Open lahongxu opened 4 years ago
I have the same question. Can the author provide more example codes to get the correct input files? The current tutorial is not detailed enough. I also have difficulty in generating the refgene file with the correct format. Hope the authors can spend a bit more time to polish the protocol. Many thanks!
I generated metafile for 10x scRNA-seq data using R. What I did is to read in the barcode file for each sample (the files in /outs folder from cellranger output) and merge the barcode information with the condition and the other two columns as suggested by the tutorial. But the difficulty I met is, since our data has 80,000+ cells, the SCATS count step generated 80,000+ .sh files to run. I tried one .sh file today and found it took more than 5 hours to complete one job. Then having 80,000 jobs all completed seems to be an impossible task... I am not sure if I did this correctly.

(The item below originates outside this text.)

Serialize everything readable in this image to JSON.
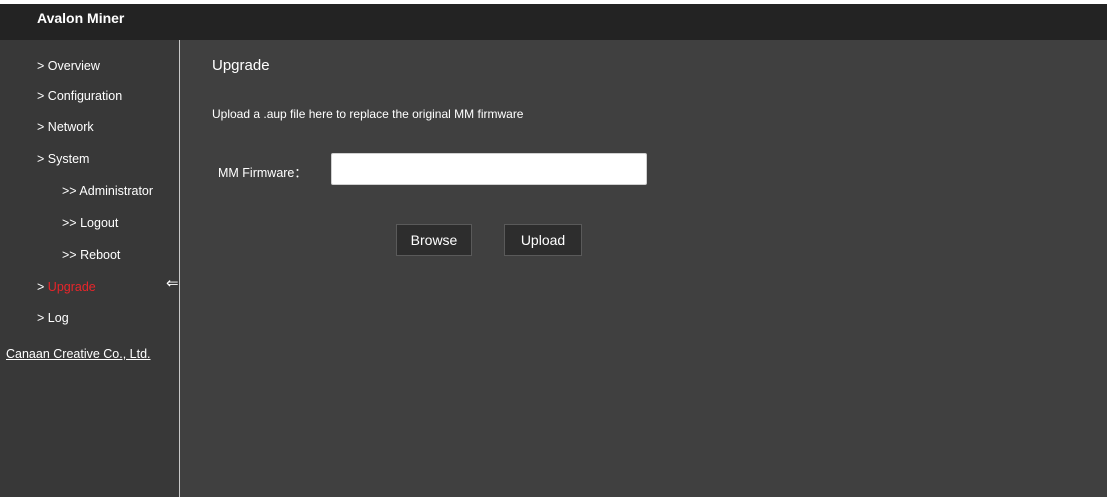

I generated metafile for 10x scRNA-seq data using R. What I did is to read in the barcode file for each sample (the files in /outs folder from cellranger output) and merge the barcode information with the condition and the other two columns as suggested by the tutorial. But the difficulty I met is, since our data has 80,000+ cells, the SCATS count step generated 80,000+ .sh files to run. I tried one .sh file today and found it took more than 5 hours to complete one job. Then having 80,000 jobs all completed seems to be an impossible task... I am not sure if I did this correctly.
@ziyili20 I tried your methods and it works on my side too. Thanks! But I have the same issue re: the running time...
Hi, I am going to use SCATS to analyze 10x scRNA-seq data. After running cellranger, I can only get one bam file containing many cells. How can I generate metafile for SCATS step2? Can you give an example for it?